You should call our office when your child has a temperature of 100.4 or higher if:
- Your child is younger than 4 months
- Your child is lethargic, unresponsive, refuses to drink, has a rash, is in pain, or is having difficulty breathing
- You see signs of dehydration, such as dry mouth, significantly fewer wet diapers.
- The fever lasts more than a few days
- If your child experiences a seizure
(Most of these symptoms would require our attention even without a fever.)
The best way to tell if your child has a fever is to take their temperature. A fever can’t always be detected by feeling a child’s forehead. The best way is to use a rectal thermometer for an infant and an oral one for a child. This way is still the most accurate.
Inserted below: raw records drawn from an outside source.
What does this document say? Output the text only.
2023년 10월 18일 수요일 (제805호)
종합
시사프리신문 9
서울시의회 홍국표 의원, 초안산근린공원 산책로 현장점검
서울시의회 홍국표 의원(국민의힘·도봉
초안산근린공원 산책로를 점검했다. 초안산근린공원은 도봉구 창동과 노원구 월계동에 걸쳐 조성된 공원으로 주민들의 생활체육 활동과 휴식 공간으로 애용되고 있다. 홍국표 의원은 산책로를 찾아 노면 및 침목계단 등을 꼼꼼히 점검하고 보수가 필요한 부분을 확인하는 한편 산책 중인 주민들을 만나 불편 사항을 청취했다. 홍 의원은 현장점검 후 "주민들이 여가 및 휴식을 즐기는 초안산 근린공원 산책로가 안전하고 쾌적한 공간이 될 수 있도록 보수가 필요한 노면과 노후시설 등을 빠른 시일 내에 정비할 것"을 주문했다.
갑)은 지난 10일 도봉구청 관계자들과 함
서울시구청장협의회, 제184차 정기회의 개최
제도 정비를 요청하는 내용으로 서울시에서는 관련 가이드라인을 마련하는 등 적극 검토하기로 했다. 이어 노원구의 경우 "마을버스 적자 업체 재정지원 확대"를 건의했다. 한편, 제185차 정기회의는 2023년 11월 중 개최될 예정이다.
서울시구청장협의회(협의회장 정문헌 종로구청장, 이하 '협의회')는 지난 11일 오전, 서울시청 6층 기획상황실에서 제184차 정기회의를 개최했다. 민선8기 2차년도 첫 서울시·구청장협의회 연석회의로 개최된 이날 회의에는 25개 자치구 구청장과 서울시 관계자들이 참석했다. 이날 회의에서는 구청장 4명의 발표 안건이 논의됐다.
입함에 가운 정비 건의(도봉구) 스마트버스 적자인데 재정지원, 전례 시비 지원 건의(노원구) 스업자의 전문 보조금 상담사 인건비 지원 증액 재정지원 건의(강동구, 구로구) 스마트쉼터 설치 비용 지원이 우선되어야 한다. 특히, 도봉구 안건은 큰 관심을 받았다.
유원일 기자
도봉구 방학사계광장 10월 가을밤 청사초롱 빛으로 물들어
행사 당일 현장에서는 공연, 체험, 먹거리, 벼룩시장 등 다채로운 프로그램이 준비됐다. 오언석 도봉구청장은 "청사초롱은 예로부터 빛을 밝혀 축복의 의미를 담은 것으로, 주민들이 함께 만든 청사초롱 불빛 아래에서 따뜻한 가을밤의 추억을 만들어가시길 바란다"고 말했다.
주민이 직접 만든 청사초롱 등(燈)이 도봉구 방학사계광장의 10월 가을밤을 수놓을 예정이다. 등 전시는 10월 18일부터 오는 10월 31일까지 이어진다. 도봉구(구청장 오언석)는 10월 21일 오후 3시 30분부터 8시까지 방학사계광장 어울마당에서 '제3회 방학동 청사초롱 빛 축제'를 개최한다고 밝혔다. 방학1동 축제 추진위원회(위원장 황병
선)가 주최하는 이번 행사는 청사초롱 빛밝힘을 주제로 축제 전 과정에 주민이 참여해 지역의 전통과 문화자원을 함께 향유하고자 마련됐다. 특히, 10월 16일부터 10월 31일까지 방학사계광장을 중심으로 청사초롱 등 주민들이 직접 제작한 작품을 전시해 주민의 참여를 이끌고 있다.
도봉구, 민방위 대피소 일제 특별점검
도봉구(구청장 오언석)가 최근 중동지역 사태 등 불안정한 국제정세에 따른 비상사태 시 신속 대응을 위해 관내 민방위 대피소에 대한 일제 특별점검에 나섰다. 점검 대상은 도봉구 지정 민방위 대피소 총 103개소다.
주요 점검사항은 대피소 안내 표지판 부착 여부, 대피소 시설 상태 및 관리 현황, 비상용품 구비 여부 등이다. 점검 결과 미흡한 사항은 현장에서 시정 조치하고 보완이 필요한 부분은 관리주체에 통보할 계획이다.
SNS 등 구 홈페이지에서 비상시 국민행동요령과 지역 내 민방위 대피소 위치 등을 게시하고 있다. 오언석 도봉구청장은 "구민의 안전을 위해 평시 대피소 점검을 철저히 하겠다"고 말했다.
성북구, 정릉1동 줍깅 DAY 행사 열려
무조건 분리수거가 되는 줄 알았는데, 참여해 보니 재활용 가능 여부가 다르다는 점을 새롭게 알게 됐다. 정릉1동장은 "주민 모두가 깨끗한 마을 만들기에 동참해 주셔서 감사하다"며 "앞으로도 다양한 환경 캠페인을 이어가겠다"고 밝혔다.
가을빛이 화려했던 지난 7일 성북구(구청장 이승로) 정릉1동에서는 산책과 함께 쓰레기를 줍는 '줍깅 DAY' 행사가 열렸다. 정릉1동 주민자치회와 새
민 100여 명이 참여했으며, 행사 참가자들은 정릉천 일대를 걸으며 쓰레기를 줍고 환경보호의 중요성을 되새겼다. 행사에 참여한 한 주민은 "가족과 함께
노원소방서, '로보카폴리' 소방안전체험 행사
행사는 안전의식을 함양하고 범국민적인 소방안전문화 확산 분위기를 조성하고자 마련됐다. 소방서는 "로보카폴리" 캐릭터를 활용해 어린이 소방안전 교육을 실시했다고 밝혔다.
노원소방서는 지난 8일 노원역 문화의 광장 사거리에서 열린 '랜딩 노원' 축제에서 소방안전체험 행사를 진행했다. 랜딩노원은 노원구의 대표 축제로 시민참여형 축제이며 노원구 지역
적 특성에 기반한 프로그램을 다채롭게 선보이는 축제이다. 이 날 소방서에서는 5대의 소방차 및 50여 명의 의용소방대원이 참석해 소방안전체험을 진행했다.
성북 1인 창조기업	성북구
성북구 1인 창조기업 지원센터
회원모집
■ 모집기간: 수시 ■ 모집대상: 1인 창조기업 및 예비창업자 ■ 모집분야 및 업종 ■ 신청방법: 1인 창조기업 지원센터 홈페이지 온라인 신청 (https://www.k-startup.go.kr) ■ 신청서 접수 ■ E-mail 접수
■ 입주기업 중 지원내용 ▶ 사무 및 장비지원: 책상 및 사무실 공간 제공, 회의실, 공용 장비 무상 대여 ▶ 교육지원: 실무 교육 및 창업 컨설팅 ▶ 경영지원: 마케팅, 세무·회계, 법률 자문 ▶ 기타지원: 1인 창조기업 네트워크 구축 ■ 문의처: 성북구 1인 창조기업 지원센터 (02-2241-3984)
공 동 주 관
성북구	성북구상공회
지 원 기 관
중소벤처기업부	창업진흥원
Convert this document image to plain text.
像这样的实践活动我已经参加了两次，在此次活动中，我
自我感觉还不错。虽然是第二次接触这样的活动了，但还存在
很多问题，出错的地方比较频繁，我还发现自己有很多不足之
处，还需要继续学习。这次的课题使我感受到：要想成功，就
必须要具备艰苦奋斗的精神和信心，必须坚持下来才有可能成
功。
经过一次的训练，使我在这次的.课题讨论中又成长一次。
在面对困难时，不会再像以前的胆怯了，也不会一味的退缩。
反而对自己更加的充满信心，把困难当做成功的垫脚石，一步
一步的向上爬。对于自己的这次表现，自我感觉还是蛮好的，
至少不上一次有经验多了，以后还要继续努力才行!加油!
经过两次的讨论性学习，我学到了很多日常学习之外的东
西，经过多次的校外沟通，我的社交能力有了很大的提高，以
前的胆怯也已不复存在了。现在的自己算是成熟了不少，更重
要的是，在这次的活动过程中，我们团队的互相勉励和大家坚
Use a digital rectal thermometer, clean the tip with rubbing alcohol, lubricate the tip with a water-soluble lubricant, place baby on stomach or accross a firm surface, or on his/her back with legs lifted, slowly insert the thermometer into the anal opening, about 1/2 inch. Hold the thermometer with one hand and hold baby with the other hand and then wait for the reading of the thermometer.
Althought not every fever needs to be treated, there are some things you can do to try to make your child more comfortable. You can give acetaminophen or ibuprofen to reduce the fever. Make sure you give the appropiate dose. Our office does not recommend alternating acetaminophen and ibuprofen because of the risk of overdosing your child in a situation where the risks outweight the benefits. Don’t overdress your child with a fever, and offer a lot of fluids to keep him/her from getting dehydrated. Remember, if you have questions or are just not sure, call our office.
A quick note about febrile seizures. A febrile seizure is a relatively common and harmless side effect of fevers in young children. It looks like a full-body seizure where your child might be unresponsive, look strange, twitch, stiffen or roll his/her eyes. If this happens, you should try to remain calm, move him/her to a safe place where he/she can’t hurt themselves. Do not try to put anything in his/her mouth. The febrile seizures usually last less than one minute (they can last as long as 15 minutes). If the seizure lasts longer than a few minutes, you should call 911. Follow-up with our office for all febrile seizures.